Правда, после двух-трех неудачных попыток Толик и сам перестал искать с ней встреч — у него тоже было самолюбие. Но иногда, когда выпадал свободный вечер, ноги сами несли его на «уголок», — место их прежних встреч. Один раз, когда он спешил на «уголок», ему показалось, что там его уже ожидает Мила. Сердце учащенно забилось, но когда он подошел, там уже никого не было. Показалось. А может быть, не показалось? Но когда он решил проверить и снова позвонил ей по телефону, она положила трубку и не стала его слушать.
Вот почему, когда в депо повесили объявление, что шестого марта в железнодорожном клубе состоится вечер, посвященный Международному женскому дню, первой мыслью его было, что, может быть, Мила придет на него и они там встретятся, объяснятся и обязательно помирятся.
Уже за неделю до этого дня он стал подсчитывать, сможет ли пойти в клуб или будет в поездке. Выходило то так, то эдак. А за два дня он вздохнул облегченно: получалось, что при любом раскладе он в этот вечер свободен! Ему повезло: вызвали их накануне в ночь, и в Рузаевку они возвратились в середине дня, так что у него еще оставалось время и помыться, и часа три-четыре вздремнуть после бессонной ночи.
На вечер Толик постарался прийти пораньше. В клуб пропускали по пригласительным билетам, но обычно это не вызывало затруднения у желающих туда попасть: почти у каждого жителя города кто-нибудь если не из близких, то из дальних родственников или, в крайнем случае, из хороших знакомых работал на железной дороге. У Толика билета не было, но он не сомневался, что пройдет и так.
Погода стояла не мартовская, а, скорее, февральская. Правда, с неделю назад была оттепель, немного оттаяло, на дороге и тротуарах появились лужицы. Но потом зима, видимо, спохватилась, что не все еще сделала и рановато ей сдавать свои позиции, решила наверстать свое. Ударили морозы градусов под тридцать. Потом зима смилостивилась, морозы снизились до десяти — двенадцати градусов. Но все равно лужи замерзли, и тротуары, к великой радости мальчишек и к расстройству горкомхозовцев, превратились в небольшие катки. А сегодня с утра завьюжило, заметелило или, как говорят в народе, зафевралило. Ледяные дорожки присыпало снегом, и от этого они стали еще более опасными. Толик шел, постоянно спотыкаясь о ледяные кочки, балансируя и скользя по льду. Да еще, как на грех, обул на вечер новые полуботинки на кожаной подошве.
Перед входом в клуб между колоннами крутились человек пятнадцать ребят, большей частью, учащихся ПТУ, мечтающих проскользнуть внутрь. Перед Толиком они расступились.
Вход охраняли два парня с красными повязками на рукавах.
— Ваш билет? — преградил было дорогу Толику один из них, но другой одернул его:
— Ты что, сдурел, что ли? Не узнал? Это же Толик Коваленков! — И обратился к Толику: — Проходите.
Оба расступились, освобождая Толику проход.
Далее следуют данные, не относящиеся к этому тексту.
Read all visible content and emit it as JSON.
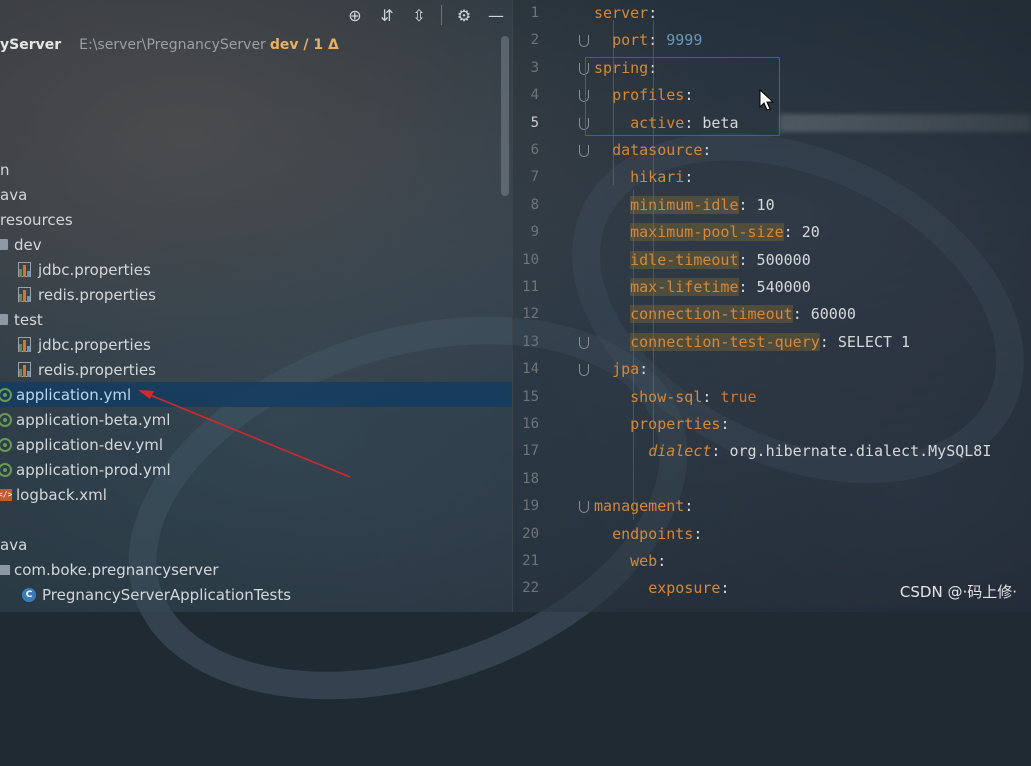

Народ в клубе уже собирался. Те, кто постарше, проходили в буфет — там были организованы «круглые столы» с угощением, а молодежь устремлялась в верхнее фойе, на танцы.
Толик разделся, заглянул в буфет — Головановых там не было, и он тоже поднялся наверх.
Там, на подмостках, по замыслу администратора изображающих сцену, играл, а точнее, вовсю наяривал местный ВИА — вокально-инструментальный ансамбль «Зовущие гитары». Это было время, когда страну захлестнуло нашествие ансамблей с гитарами. Были и «веселые», и «поющие», и «голубые», и «серебряные», и каких только не было! А вот у них в клубе — «зовущие». Хотя зовущими они были только для молодежи, а люди среднего и пожилого возраста не без основания называли их «орущими».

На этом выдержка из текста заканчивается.